Source: John Locke Foundation

Since this chart was published, studies on similar programs in Florida, Virginia, and West Virginia have shown similar results. No program had a positive ROI.

If an individual was investing their own money, they would never make any of these deals. But is has been said, and proven, many times that no one spends their own money more carefully than that person.

A move in the right direction

Mississippi lawmakers have begun to scale back on the “handouts to Hollywood.” Last year, lawmakers chose not to extend the non-resident payroll portion of the incentives program. This previously allowed for a rebate on payroll paid to cast and crew members who are not Mississippi residents.

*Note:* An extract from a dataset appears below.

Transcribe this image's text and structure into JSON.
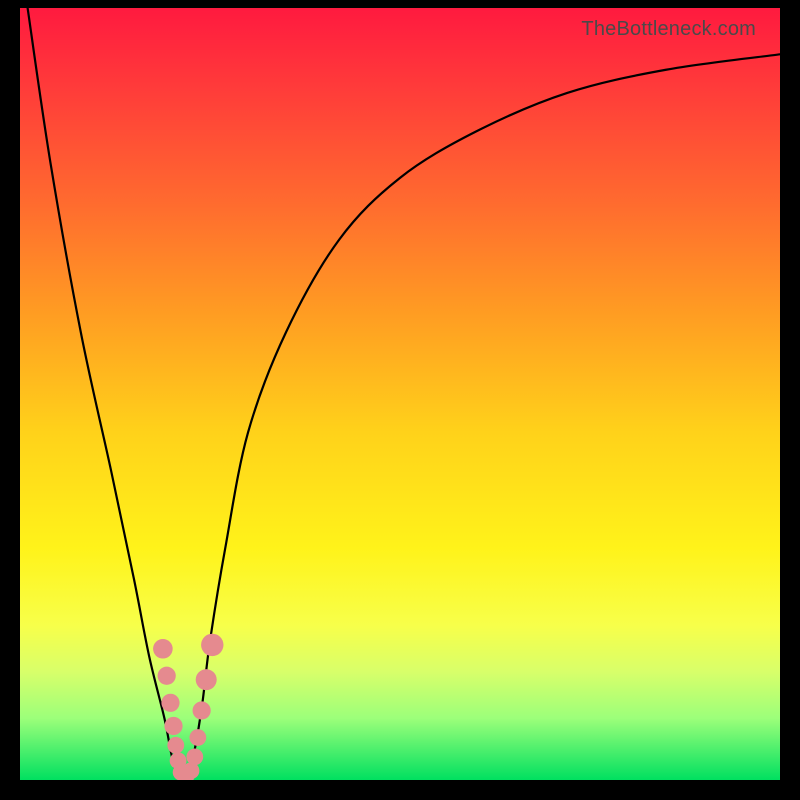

But we still have two incentives on the books. One is the Mississippi Investment Rebate, which offers a 25 percent rebate on purchases from state vendors and companies. The other is the Resident Payroll Rebate, which offers a 30 percent cash rebate on payroll paid to resident cast and crew members.

And old habits die hard. The House voted to bring back the incentives this past session. The bill didn't make it through the Senate and that incentive is still dead.

Mississippi is moving in the right direction and they are joined by other states. While all but six states had film incentives a decade ago, the number is now up to 19. Mississippi can be number 20 by removing the incentives currently on the books.

Just because other people are doing it

One of the common prescribed reasons for why need film incentives is because it’s “good” for the state to have movies filmed here. As is often the case in government, we focus on the inputs. How many films are made here? What movie star was in Mississippi? That is nice, but the focus should be on outcomes.

The other common argument is that other states are doing it. That is the point the Beacon Center made about producers holding the state hostage and threatening to move. Producers in Mississippi have raised the same point. And I am sure they have in every other state where film incentives are threatened.

However, simply because another state is wasting money does not mean Mississippi should join them.

Corporate welfare is never a good idea. It’s an even worse idea when you know we are losing money and you want to continue with or resurrect such a program. Our goal should be to have the most competitive business climate in the country. The tax breaks that a few chosen industries or companies receive should be made available to all. When we do that we will remove the need for taxpayer funded incentives.